The incident shattered me, and I went on pushing the limits of life with unbearable pain. After six months of such an existence, I gradually started to fall back on my daily routine. I did not know what to do or where to go. I was totally at sea as to who to trust and who to bank on. The thought of becoming a burden to my parents haunted me no end.
Finally, I was able to make up my mind. To study more was all that I could do. I took life as a challenge and books turned out to be my best companions. I learned a lot and bagged degrees one after the other.
But then again, the Almighty had different plans for me. The heavens pushed me through a severe health test. The test came in the form of a pneumonia attack, and soon the doctors blacklisted me as a candidate whose end has come. But somehow, I managed to pass that test too and survived.
As physical and mental exertions continued to follow me sans any respite whatsoever, I tried hard to calm myself and a then flash of thought rushed through my mind. Why shouldn’t I spread the knowledge I have acquired to others as a service?
The thought kept me thinking. After days of contemplation, I prepared myself toward this end.
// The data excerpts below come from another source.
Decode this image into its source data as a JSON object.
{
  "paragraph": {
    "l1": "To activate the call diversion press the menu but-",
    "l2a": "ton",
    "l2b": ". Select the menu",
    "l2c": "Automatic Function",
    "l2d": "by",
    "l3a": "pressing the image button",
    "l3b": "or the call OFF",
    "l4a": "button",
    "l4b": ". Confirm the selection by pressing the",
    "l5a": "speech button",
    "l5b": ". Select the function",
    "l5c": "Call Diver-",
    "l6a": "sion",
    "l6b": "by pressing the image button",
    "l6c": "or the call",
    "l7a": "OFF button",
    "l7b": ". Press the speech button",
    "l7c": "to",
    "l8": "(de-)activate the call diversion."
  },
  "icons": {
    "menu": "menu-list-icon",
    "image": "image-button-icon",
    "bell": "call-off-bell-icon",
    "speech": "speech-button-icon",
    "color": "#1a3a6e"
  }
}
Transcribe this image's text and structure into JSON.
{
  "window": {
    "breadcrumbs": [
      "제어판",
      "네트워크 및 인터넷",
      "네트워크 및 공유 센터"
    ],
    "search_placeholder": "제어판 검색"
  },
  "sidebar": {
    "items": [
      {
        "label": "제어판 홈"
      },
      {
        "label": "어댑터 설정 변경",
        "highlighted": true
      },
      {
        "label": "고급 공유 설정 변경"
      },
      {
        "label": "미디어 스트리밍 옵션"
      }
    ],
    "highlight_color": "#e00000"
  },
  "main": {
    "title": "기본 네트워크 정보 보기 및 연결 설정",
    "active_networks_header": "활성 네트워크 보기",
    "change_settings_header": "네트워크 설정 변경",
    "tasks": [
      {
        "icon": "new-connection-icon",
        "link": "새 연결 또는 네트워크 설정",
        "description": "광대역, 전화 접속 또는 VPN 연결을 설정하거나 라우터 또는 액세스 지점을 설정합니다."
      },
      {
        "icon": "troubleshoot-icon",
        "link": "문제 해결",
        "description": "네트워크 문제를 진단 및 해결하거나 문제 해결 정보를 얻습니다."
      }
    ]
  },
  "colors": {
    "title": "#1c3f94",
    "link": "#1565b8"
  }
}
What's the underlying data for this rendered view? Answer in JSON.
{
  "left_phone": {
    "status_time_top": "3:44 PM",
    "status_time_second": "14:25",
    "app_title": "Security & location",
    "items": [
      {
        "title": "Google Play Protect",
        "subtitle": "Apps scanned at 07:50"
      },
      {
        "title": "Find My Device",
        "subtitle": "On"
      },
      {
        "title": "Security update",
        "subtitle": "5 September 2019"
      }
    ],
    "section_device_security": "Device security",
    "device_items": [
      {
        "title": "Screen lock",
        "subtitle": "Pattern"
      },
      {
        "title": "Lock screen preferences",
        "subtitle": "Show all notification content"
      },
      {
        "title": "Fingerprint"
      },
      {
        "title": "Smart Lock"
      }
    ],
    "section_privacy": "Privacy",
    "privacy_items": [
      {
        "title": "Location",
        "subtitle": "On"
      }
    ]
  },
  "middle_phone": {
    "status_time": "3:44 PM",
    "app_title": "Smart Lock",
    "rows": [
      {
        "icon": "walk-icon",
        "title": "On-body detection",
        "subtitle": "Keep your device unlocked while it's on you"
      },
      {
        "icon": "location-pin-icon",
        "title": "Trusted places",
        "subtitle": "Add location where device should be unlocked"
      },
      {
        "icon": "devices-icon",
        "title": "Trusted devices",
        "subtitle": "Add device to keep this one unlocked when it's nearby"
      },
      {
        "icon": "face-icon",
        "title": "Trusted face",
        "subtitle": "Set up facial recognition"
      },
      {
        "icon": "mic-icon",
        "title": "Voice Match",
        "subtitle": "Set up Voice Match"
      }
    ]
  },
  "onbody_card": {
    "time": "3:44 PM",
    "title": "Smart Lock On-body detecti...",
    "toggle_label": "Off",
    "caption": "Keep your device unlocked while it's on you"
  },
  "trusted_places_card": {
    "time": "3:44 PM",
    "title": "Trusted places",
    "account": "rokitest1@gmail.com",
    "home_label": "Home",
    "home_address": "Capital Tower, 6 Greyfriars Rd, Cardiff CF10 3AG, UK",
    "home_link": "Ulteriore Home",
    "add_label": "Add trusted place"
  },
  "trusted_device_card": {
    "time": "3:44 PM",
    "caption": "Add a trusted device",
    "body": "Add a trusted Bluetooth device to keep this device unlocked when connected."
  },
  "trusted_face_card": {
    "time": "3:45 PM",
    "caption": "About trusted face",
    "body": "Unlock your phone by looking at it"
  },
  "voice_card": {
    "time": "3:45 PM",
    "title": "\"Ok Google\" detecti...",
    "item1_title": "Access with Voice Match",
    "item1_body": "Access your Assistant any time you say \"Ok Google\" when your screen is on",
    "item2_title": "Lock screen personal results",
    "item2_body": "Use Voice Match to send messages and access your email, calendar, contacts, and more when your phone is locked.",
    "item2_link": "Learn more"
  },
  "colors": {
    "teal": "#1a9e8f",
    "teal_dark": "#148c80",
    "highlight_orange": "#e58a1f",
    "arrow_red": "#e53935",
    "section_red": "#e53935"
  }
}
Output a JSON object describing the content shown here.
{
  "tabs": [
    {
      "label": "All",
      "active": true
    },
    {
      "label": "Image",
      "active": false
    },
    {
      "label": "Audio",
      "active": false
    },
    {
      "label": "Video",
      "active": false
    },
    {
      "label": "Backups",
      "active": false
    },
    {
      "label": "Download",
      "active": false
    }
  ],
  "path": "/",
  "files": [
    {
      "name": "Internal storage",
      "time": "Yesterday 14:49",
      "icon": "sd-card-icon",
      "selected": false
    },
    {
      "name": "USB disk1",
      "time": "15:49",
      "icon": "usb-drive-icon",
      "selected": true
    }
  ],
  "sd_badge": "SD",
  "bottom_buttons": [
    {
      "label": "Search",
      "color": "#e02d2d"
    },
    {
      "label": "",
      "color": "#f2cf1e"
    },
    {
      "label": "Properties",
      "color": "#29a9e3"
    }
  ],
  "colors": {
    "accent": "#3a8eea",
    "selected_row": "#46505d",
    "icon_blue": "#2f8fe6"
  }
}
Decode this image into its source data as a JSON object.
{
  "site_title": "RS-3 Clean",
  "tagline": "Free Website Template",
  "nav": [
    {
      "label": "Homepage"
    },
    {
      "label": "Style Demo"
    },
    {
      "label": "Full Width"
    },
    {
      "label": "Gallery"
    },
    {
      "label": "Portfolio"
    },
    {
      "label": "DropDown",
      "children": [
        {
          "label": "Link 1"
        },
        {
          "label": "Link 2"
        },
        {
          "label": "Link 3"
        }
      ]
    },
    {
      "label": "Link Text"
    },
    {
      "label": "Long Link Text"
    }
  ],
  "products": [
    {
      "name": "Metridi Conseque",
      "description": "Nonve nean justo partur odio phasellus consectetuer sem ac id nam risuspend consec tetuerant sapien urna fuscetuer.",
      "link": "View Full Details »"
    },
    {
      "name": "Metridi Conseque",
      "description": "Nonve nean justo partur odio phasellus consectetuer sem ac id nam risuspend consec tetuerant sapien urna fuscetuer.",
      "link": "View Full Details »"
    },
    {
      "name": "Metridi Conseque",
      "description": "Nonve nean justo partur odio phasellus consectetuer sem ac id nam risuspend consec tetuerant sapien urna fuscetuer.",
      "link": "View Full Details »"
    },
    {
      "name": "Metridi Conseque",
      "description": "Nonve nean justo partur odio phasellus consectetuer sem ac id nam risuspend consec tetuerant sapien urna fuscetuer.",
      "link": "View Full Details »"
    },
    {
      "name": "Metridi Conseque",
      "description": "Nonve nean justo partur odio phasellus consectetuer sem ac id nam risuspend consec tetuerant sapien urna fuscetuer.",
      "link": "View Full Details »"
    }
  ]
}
I injected confidence into me to prove that I was available for the needy. I wanted to hold aloft my knowledge as a weapon to help the downtrodden. It is this thought that spurred me to float a non-government organization. I christened my banner ‘International Center for Intellectual Training and Empowerment (INCITE). Registered as a charity organization with the blessings from with the blessings from Prof. A P J Abdul Kalam sir and Prof. M. S. Swaminathan, INCITE has now grown into its tenth year. The ideas and inputs that came from these stalwarts still serve as strong pillars of INCITE, which has its focus on social services, and training.
I have also been able to kick start a new initiative, named The Women News, which is an exclusive Internet portal by women. Basically an activity-based portal that aims at providing a good platform to the upcoming leaders and their inspiring stories.
On the occasion of International Women’s Day today, as I look back, I’m glad the initiatives I kick started have been able to hand-hold more women towards empowerment. I am now in a position to see the miracle of the Almighty, who through his tests of life, has made me strong enough to do all things. The support I have been getting from a talented, enthusiastic team comes as a bonus to all my endeavours. With a bunch of laurels including the Who's Who Award, the Einstein Award and the like that have come calling, and more work on the empowering terrain awaiting, it is now time to carry on with all the efforts, which I believe, would help make this world a better place.